Scholarly attention to increases in authoritarianism and ethnonationalism has contributed to understanding public support for, or acceptance of, predatory and coercive politics. However, little attention has been paid to the less immediate problem of public support for more typical (“normal”) structural and political predation. This paper offers a preliminary theorization of the continuing legitimation of US imperialism in the politically moderate public. Writers have for decades posited a legitimation crisis. The modern era of large scale associations and abstract social entities has involved changed individual attachment to institutions (Malesevic 2017:299).
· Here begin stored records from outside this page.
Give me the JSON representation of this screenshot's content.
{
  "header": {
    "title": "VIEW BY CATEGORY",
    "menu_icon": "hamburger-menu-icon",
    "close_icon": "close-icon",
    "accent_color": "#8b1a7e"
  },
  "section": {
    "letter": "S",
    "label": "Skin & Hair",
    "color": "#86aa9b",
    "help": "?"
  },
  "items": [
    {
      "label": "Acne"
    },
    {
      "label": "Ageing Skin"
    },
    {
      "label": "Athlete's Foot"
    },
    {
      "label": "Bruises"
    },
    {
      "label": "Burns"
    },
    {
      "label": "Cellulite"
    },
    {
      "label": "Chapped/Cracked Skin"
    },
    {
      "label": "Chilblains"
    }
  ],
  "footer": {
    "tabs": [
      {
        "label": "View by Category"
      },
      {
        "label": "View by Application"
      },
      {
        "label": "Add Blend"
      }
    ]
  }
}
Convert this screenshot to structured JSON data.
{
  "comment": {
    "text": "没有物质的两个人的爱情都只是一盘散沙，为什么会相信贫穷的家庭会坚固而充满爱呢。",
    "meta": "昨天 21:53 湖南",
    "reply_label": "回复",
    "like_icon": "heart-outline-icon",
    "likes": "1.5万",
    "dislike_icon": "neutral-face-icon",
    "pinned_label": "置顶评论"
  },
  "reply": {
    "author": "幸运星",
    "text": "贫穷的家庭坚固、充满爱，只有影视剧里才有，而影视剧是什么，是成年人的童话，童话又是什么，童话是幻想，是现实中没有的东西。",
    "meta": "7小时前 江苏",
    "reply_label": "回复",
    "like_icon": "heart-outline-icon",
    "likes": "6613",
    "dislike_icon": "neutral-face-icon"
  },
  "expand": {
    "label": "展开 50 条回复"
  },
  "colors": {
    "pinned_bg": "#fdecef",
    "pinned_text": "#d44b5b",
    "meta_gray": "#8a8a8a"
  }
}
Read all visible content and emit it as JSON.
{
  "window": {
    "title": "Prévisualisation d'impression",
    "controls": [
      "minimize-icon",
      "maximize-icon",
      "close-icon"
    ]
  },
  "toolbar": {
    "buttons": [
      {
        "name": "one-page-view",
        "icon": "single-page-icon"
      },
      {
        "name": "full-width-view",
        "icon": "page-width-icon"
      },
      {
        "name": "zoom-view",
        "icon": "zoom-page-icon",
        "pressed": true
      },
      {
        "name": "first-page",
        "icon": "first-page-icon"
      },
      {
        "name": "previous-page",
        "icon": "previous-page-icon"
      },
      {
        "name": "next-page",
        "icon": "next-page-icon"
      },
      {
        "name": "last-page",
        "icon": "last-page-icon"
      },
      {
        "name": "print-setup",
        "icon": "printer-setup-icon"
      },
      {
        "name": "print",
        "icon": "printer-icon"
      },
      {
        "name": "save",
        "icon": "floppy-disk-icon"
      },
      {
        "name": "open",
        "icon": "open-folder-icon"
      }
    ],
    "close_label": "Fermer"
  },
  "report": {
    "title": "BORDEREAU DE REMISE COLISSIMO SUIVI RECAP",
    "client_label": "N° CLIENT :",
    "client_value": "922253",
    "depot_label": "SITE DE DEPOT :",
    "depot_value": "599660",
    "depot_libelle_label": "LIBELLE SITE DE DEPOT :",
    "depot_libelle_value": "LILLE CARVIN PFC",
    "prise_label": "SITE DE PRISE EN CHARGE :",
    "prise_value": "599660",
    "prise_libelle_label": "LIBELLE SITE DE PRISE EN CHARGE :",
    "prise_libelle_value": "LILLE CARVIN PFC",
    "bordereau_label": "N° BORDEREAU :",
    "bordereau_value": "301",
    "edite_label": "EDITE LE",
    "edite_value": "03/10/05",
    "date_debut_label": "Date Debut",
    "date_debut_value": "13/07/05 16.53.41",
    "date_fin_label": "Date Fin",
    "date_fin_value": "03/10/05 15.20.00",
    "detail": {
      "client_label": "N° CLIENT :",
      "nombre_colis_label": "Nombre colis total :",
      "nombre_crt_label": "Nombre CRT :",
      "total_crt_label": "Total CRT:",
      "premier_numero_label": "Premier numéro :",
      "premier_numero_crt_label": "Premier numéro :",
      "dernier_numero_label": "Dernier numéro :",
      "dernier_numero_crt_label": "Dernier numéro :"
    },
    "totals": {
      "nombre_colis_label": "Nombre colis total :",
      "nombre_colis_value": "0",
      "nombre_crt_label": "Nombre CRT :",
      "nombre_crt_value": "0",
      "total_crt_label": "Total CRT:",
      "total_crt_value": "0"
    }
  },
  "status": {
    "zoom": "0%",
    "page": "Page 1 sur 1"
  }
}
Yet, this seems not to have dramatically reduced mass public acceptance of imperialist rhetoric and politics. The consciousness industry and ideology attempt to legitimate capitalism in the face of market disruptions that undercut people’s acceptance of their place as facts of nature (Ollman 1976:230). Yet, despite wider and deeper distrust of authority and social movement activity, economic and political disruptions in recent decades seem not to be substantially eroding mass acceptance of politics as usual. Claims that legitimizing identities have entered a fundamental crisis resulting in a growing resistance identity (Castells 2004:70) seem overblown. Neoliberalism is an example of what Goffman called a “strong discourse” (Bourdieu 1999:95). It seems that imperialism too is a strong discourse, through imperial discourse often takes more latent and subtle forms such as denial of imperialism or constructing the aggressor (the US) as victim. To explain imperial support, I draw on Jan Rehmann’s (2014:7) synthesis of “ideology-theory” and “ideology-critique.” Ideology-theory focuses on the material while avoiding economic reductionism, and without reducing ideology to false consciousness, notes people’s “voluntary” subjection. Ideology-critique highlights the importance of false consciousness. Ideology and propaganda lead to invisibility, denial, and glorification of US imperialism even among those who are not hawkish in foreign policy or economically very conservative.